Sans cela, sa simplicité évidente et son absence de challenge au premier abord rebuteront purement et simplement. Mais si vous entrez dans une des catégories visées, alors vous pourriez bien trouver dans ce petit jeu, vendu moins de huit euros, la petite bouffée d’air frais dont vous aviez besoin (sans même le savoir) pour occuper une ou deux de ces chaudes soirées d’été. Ce qui est déjà pas mal, vous en conviendrez certainement. D’autant que, bien qu’il se termine à une vitesse folle, Castaway est néanmoins généreux sur la plupart de ses aspects.
À commencer par son gameplay, qui émule avec une justesse remarquable les sensations de l’ancien. D’ailleurs, il est vivement conseillé (et ce par le jeu lui-même) de se munir d’une manette pour en profiter au maximum, même si vous êtes joueur PC. Ce que nous approuvons amplement. D’autant que le ressenti, manette en mains donc, est plutôt bon. Dommage que les patterns ennemis soient aussi simples, basiques, et que les boss se battent aussi vite. Mais encore une fois, Castaway et Johan Vinet n’ont à aucun moment menti sur la marchandise, et les intentions sont respectées.

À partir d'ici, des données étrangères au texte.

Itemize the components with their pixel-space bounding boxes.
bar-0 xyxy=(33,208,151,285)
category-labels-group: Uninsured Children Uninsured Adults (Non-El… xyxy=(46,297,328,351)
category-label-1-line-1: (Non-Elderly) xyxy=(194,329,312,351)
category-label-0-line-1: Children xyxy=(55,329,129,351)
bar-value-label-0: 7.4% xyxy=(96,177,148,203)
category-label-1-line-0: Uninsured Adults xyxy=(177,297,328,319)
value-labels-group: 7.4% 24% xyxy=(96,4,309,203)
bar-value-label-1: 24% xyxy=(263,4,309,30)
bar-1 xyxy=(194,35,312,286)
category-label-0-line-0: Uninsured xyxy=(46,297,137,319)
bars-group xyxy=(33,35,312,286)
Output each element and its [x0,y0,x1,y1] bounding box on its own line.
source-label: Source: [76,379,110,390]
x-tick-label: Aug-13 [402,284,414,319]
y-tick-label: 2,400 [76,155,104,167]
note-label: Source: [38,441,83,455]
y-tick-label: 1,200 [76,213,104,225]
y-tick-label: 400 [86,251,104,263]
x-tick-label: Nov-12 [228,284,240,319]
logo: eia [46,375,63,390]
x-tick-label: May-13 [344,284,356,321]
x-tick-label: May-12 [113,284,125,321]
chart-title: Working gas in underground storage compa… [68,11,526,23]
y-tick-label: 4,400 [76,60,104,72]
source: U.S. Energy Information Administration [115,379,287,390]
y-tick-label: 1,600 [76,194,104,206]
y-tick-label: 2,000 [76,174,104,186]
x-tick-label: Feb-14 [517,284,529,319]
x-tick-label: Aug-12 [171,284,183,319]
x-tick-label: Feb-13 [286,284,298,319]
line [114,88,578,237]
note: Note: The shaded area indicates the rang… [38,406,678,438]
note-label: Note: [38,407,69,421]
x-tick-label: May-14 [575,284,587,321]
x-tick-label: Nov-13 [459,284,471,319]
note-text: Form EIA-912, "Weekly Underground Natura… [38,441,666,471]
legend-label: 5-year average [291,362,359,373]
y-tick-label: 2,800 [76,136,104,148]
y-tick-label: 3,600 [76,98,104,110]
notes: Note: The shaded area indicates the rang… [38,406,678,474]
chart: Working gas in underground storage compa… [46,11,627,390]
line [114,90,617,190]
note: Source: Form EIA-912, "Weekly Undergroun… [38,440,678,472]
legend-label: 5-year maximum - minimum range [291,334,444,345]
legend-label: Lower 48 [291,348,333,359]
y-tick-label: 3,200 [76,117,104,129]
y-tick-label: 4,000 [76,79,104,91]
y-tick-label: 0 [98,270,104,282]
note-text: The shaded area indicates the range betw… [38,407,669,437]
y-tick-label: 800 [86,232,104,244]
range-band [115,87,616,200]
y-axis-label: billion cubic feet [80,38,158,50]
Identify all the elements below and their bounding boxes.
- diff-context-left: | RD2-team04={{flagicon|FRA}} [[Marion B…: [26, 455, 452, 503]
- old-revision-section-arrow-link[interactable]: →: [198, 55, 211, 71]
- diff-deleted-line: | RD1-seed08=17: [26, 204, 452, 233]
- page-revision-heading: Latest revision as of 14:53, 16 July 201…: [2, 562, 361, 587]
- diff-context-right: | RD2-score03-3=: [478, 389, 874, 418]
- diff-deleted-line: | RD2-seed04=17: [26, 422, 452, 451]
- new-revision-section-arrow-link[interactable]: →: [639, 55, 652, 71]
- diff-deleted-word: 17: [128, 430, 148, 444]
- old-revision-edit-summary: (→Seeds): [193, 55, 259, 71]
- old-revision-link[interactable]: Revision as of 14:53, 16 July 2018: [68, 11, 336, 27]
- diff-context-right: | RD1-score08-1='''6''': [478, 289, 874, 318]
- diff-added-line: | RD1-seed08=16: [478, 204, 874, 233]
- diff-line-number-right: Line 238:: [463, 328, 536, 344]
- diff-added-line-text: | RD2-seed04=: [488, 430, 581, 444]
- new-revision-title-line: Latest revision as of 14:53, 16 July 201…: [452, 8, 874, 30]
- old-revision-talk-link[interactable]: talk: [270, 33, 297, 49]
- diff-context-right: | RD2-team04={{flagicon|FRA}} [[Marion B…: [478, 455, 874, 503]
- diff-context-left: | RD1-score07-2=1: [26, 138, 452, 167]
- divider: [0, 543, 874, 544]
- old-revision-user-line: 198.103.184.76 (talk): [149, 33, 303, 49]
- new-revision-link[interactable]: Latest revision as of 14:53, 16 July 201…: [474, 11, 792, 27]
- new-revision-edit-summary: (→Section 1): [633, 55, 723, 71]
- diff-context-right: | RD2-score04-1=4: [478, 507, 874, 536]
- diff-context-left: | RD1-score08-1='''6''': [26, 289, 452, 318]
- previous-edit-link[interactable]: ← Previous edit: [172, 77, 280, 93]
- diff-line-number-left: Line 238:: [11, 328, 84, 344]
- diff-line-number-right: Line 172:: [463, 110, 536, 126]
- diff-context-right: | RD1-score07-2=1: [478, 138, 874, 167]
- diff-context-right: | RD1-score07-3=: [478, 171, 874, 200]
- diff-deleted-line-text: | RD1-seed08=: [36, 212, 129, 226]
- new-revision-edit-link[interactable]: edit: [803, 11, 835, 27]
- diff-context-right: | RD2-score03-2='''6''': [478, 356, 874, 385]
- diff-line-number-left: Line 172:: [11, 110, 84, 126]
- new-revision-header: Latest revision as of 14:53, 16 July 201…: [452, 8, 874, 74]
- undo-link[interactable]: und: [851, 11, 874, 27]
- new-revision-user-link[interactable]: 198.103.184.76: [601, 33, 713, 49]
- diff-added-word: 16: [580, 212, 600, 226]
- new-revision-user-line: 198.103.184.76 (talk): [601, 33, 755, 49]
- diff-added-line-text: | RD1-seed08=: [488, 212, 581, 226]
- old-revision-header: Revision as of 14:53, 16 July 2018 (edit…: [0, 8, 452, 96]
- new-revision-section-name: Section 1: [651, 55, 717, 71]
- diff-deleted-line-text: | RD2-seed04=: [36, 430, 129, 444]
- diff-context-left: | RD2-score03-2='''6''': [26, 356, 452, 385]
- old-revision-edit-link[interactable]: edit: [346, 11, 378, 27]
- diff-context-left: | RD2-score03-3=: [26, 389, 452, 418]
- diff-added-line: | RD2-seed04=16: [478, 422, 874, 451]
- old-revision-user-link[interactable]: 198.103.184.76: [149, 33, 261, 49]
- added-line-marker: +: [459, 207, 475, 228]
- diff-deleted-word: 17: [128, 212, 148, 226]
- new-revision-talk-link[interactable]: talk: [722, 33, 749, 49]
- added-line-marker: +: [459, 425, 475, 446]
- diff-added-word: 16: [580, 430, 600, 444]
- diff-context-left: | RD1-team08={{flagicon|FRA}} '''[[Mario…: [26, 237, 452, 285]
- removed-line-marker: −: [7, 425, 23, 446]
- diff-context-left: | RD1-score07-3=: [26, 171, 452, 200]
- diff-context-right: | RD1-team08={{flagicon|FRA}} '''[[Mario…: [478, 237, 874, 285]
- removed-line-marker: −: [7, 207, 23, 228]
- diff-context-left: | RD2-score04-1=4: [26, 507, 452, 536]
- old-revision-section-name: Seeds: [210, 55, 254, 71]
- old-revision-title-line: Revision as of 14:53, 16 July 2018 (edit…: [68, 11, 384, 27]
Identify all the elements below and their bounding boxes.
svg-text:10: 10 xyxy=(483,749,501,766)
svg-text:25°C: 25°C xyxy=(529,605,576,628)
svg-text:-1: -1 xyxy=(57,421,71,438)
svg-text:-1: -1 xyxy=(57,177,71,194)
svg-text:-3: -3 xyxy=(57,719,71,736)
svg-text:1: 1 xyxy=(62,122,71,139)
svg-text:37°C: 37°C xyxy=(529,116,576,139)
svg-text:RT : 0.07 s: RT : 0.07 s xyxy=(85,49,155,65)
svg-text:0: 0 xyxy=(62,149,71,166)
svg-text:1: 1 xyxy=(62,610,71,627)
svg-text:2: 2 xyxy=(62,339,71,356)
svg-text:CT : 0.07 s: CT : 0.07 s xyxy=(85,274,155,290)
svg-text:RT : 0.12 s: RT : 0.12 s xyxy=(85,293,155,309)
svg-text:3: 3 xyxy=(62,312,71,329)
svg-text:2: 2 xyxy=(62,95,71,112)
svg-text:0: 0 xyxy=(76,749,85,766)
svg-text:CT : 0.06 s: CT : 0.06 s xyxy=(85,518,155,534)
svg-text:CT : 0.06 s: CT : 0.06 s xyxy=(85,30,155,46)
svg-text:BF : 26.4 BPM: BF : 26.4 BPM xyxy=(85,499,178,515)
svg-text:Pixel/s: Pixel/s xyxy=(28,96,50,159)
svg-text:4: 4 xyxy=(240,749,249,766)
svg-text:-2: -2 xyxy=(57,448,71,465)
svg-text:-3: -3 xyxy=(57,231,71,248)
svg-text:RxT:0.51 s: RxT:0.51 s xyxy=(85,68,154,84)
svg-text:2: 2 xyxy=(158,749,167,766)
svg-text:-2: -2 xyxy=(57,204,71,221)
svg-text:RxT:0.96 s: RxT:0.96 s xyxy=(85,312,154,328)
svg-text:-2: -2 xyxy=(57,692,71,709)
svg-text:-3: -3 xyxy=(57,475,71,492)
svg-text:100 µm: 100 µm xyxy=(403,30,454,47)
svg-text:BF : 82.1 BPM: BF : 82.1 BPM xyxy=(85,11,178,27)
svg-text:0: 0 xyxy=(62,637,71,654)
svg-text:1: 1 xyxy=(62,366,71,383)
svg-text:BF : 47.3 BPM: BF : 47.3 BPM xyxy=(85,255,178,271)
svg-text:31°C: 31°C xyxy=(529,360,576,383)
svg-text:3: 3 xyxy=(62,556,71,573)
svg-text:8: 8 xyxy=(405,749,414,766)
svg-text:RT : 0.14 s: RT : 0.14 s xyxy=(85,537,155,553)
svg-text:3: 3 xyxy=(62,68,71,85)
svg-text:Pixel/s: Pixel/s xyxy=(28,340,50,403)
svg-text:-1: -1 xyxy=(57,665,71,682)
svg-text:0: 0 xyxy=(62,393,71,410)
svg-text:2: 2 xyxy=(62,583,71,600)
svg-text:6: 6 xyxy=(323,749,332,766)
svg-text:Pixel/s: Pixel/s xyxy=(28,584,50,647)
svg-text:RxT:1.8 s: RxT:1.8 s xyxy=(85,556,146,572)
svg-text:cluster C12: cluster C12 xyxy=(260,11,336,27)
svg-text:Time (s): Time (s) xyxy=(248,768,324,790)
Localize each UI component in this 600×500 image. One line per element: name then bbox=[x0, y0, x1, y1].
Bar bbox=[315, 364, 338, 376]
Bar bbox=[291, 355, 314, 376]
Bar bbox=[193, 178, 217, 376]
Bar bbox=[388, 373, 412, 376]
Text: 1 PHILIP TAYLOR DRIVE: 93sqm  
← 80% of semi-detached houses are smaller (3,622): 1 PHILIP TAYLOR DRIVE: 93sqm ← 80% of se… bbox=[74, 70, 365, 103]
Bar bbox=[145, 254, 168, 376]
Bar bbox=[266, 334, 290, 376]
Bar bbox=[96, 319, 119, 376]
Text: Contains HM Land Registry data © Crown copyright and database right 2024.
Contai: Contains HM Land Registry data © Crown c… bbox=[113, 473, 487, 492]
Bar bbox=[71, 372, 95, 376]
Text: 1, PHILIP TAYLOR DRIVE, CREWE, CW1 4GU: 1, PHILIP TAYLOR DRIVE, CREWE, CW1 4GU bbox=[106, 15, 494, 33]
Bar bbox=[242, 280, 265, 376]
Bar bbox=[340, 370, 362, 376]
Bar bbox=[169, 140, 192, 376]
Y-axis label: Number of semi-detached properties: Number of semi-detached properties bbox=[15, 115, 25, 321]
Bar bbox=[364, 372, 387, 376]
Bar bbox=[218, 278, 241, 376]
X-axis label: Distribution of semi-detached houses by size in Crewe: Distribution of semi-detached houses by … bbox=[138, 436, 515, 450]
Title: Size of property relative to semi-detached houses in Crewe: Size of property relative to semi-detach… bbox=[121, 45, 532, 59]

Vous l’aurez compris, le principal reproche que nous avons à faire à Castaway touche à sa durée. Néanmoins, tout ce qui gravite autour nous semble fort réussi. Visuellement, le résultat est fort agréable à l’œil, et l’illusion du jeu Game Boy Color, ou Advance, est presque parfaite. Castaway se lance d’ailleurs, par défaut, en fenêtré. Histoire de ne pas étirer inutilement ses visuels, ce qui altère évidemment la qualité graphique de l’ensemble, en le rendant beaucoup moins fin. Enfin, rassurez-vous si vous y êtes allergique, le jeu demeure sympathique en plein écran.
On retiendra aussi la bande-son, certes courte, elle aussi, mais parfaitement dans le ton. Ses sonorités ont fait ressortir beaucoup de souvenirs agréables de notre mémoire, et on ne doute pas qu’il en sera de même chez de nombreux autres joueurs. Mention spéciale aux bruitages, d’ailleurs, qui semble tout droit sorties d’un titres de la première Game Boy. Pari réussi, à ce niveau. Reste que l’on n’aurait pas été contre quelques petits ajouts, notamment, pourquoi pas, un mode deux joueurs, ou un créateur de niveaux. Enfin, pour moins de huit euros, la proposition demeure honnête.